Ensemble, pour un engagement commun

 

139. Dans la mesure du possible, il faut prévoir un engagement avec la famille d'origine, qui puisse influencer positivement les dynamiques familiales et qui vise à soutenir, à reconstruire le tissu familial et à accompagner et réinsérer graduellement les enfants dans le noyau d'appartenance.

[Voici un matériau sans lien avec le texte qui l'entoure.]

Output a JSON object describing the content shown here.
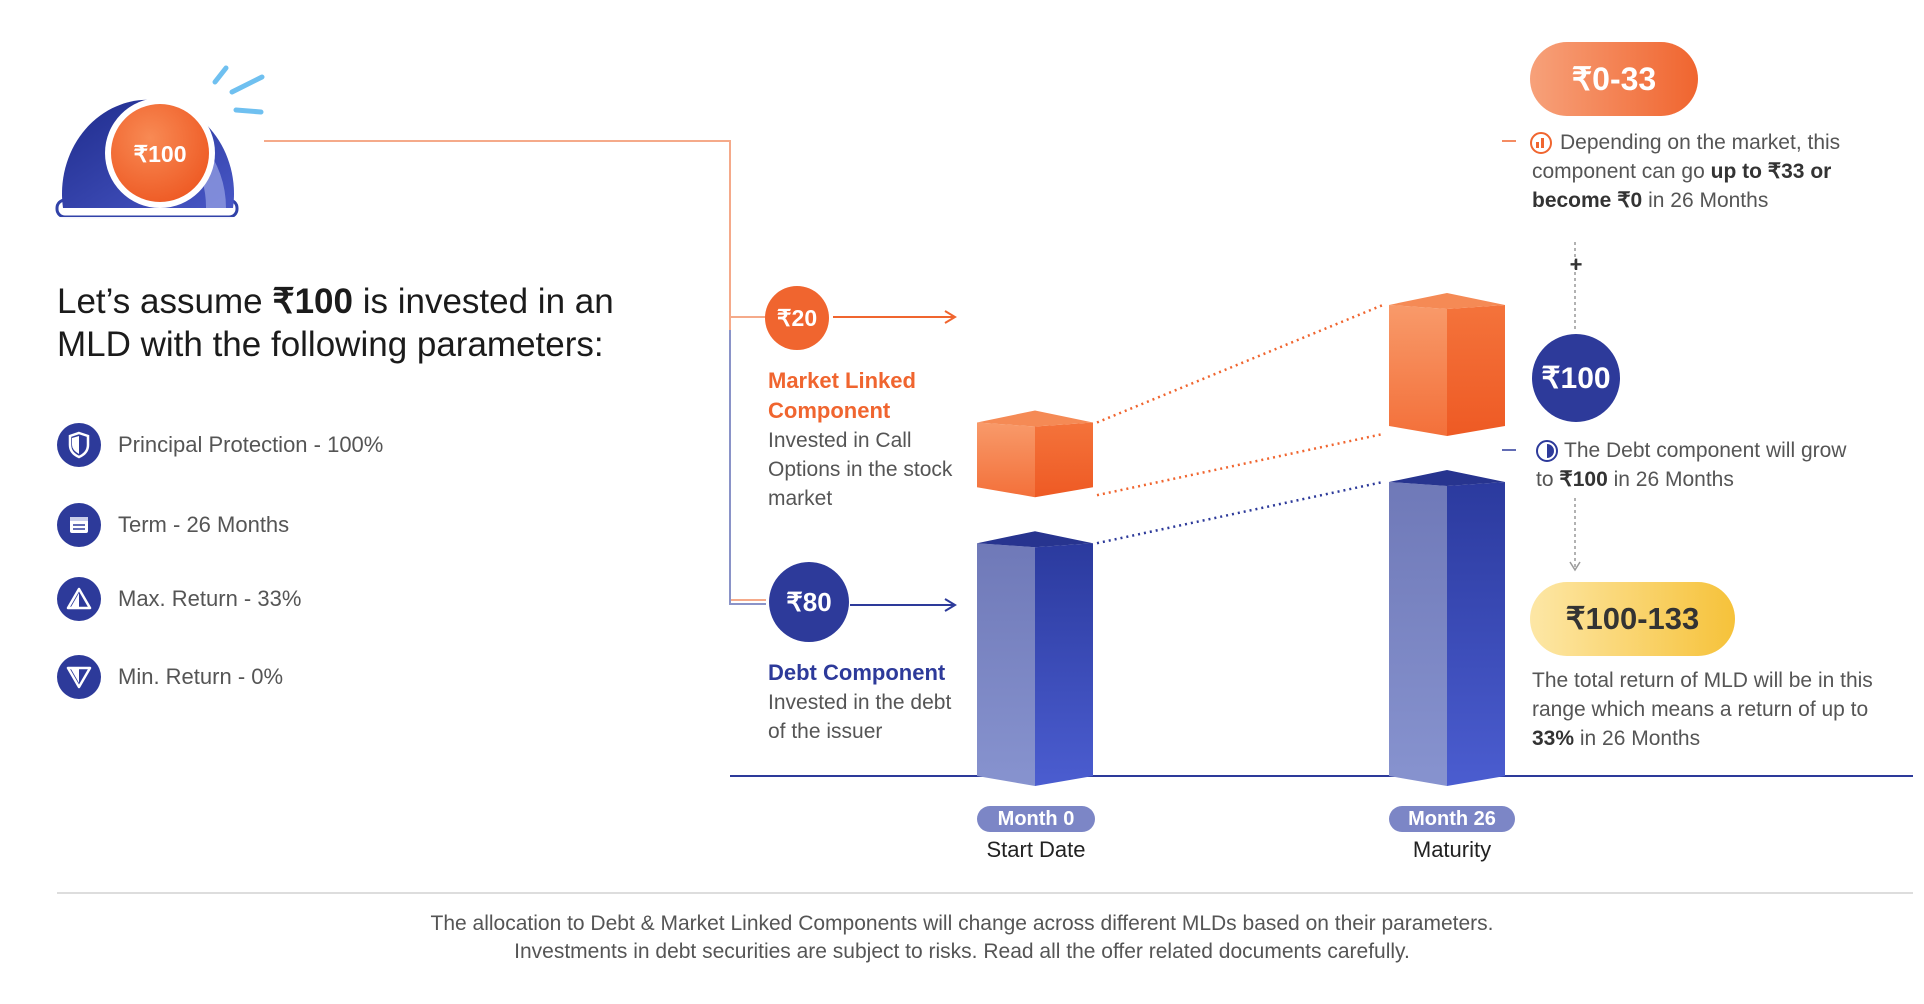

140. Il faut poursuivre un travail d'ensemble non seulement au sein des structures éducatives et pastorales elles-mêmes, mais aussi avec tous ceux qui, dans la région, sont engagés dans le même service, ou bien qui s'y intéressent.

Il faudra donc rechercher et accueillir toutes les collaborations possibles avec les autres forces, même si elles ne sont pas de matrice ecclésiale, et si elles s'appuient sur une sensibilité humaine authentique, ainsi qu'avec les organismes publics, même lorsqu'on ne peut pas ou qu'on ne désire pas, volontairement, compter sur les financements publics.

141. Cependant, une grande attention devra être réservée à ce que les interventions de suppléance de l'associationnisme et du volontariat ne créent pas, chez ceux qui devraient intervenir, la mentalité et le prétexte pour se libérer de tout engagement. De la part de l'Eglise également, il faudra, lorsque cela est nécessaire, ajouter à la fonction de proposition et d'encouragement celle de la critique constructive et de la dénonciation prophétique des situations injustes et inhumaines.

 

En "réseau" et avec un minimum de structures pastorales

 

142. Il faudra, en outre, s'efforcer de "mettre en réseau" ce qui existe déjà sur un territoire donné afin que les personnes qui ont déjà une longue expérience puissent la partager, surtout si elle est positive, avec ceux qui en sont encore à leurs premières armes, et leur apporter un soutien éventuel.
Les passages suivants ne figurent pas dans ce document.